Segundo a Oi, as decisões foram tomadas pelo desembargador relator da 1ª Câmara de Direito Privado do Tribunal de Justiça do Estado do Rio de Janeiro.  Os recursos contestam a decisão da 7ª Vara Empresarial da Comarca da Capital do Estado, responsável pela recuperação judicial da companhia, que havia homologado a proposta apresentada em conjunto por BTG Pactual.
“Em análise preliminar, parece insuficiente para a aquisição do bem mais valioso do Grupo Oi. [...] Pode-se concluir que a venda em um valor bem inferior ao previsto no plano e no edital pode acarretar prejuízo para as recuperandas e também aos seus credores”, justifica o magistrado em suas decisões.
A informação chega dias após o investidor Victor Adler e pessoas a ele vinculadas reduzirem sua participação acionária na companhia.

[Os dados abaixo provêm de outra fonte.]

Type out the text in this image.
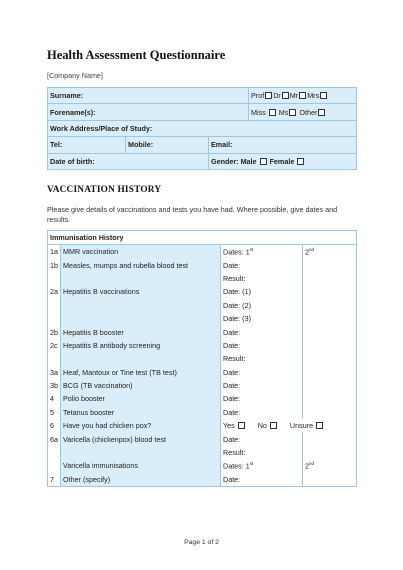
Health Assessment Questionnaire
[Company Name]
Surname:			Prof Dr Mr Mrs
Forename(s):			Miss Ms Other
Work Address/Place of Study:			
Tel:	Mobile:	Email:	
Date of birth:		Gender: Male Female	
VACCINATION HISTORY
Please give details of vaccinations and tests you have had. Where possible, give dates and results.
Immunisation History			
1a	MMR vaccination	Dates: 1st	2nd
1b	Measles, mumps and rubella blood test	Date:	
		Result:	
2a	Hepatitis B vaccinations	Date: (1)	
		Date: (2)	
		Date: (3)	
2b	Hepatitis B booster	Date:	
2c	Hepatitis B antibody screening	Date:	
		Result:	
3a	Heaf, Mantoux or Tine test (TB test)	Date:	
3b	BCG (TB vaccination)	Date:	
4	Polio booster	Date:	
5	Tetanus booster	Date:	
6	Have you had chicken pox?	Yes No Unsure	
6a	Varicella (chickenpox) blood test	Date:	
		Result:	
	Varicella immunisations	Dates: 1st	2nd
7	Other (specify)	Date:	
Page 1 of 2
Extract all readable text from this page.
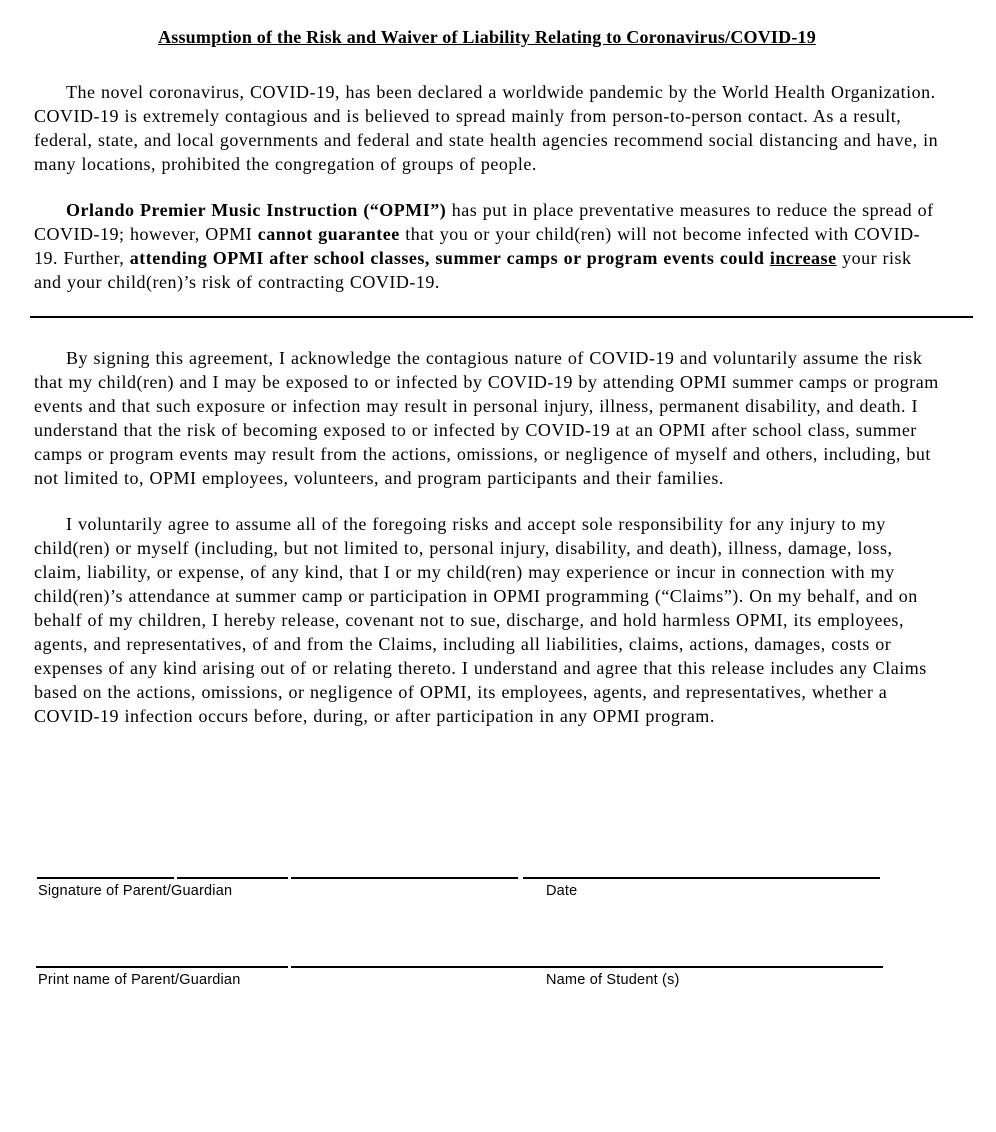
Assumption of the Risk and Waiver of Liability Relating to Coronavirus/COVID-19

The novel coronavirus, COVID-19, has been declared a worldwide pandemic by the World Health Organization. COVID-19 is extremely contagious and is believed to spread mainly from person-to-person contact. As a result, federal, state, and local governments and federal and state health agencies recommend social distancing and have, in many locations, prohibited the congregation of groups of people.

Orlando Premier Music Instruction (“OPMI”) has put in place preventative measures to reduce the spread of COVID-19; however, OPMI cannot guarantee that you or your child(ren) will not become infected with COVID-19. Further, attending OPMI after school classes, summer camps or program events could increase your risk and your child(ren)’s risk of contracting COVID-19.

By signing this agreement, I acknowledge the contagious nature of COVID-19 and voluntarily assume the risk that my child(ren) and I may be exposed to or infected by COVID-19 by attending OPMI summer camps or program events and that such exposure or infection may result in personal injury, illness, permanent disability, and death. I understand that the risk of becoming exposed to or infected by COVID-19 at an OPMI after school class, summer camps or program events may result from the actions, omissions, or negligence of myself and others, including, but not limited to, OPMI employees, volunteers, and program participants and their families.

I voluntarily agree to assume all of the foregoing risks and accept sole responsibility for any injury to my child(ren) or myself (including, but not limited to, personal injury, disability, and death), illness, damage, loss, claim, liability, or expense, of any kind, that I or my child(ren) may experience or incur in connection with my child(ren)’s attendance at summer camp or participation in OPMI programming (“Claims”). On my behalf, and on behalf of my children, I hereby release, covenant not to sue, discharge, and hold harmless OPMI, its employees, agents, and representatives, of and from the Claims, including all liabilities, claims, actions, damages, costs or expenses of any kind arising out of or relating thereto. I understand and agree that this release includes any Claims based on the actions, omissions, or negligence of OPMI, its employees, agents, and representatives, whether a COVID-19 infection occurs before, during, or after participation in any OPMI program.

Signature of Parent/Guardian	Date
Print name of Parent/Guardian	Name of Student (s)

Após a operação de alienação, o grupo passou a deter cerca de 7,74% das ações preferenciais de emissão da empresa, equivalente a aproximadamente 0,04% do capital social total. 
Segundo comunicado, Adler e pessoas vinculadas passaram a possuir 122 mil ações preferenciais da Oi, participação que corresponde aos 7,74% das ações dessa classe atualmente detidas pelo grupo. O investidor também informou que a redução da participação não tem como objetivo alterar o controle acionário ou a estrutura administrativa da companhia. 
Lembrando que a Oi segue em recuperação judicial e registrou prejuízo líquido de R$ 835 milhões no 2° trimestre de 2025. O resultado foi impactado principalmente pela redução do faturamento após a venda das operações de banda larga e TV por assinatura, além do peso das despesas financeiras ligadas à dívida.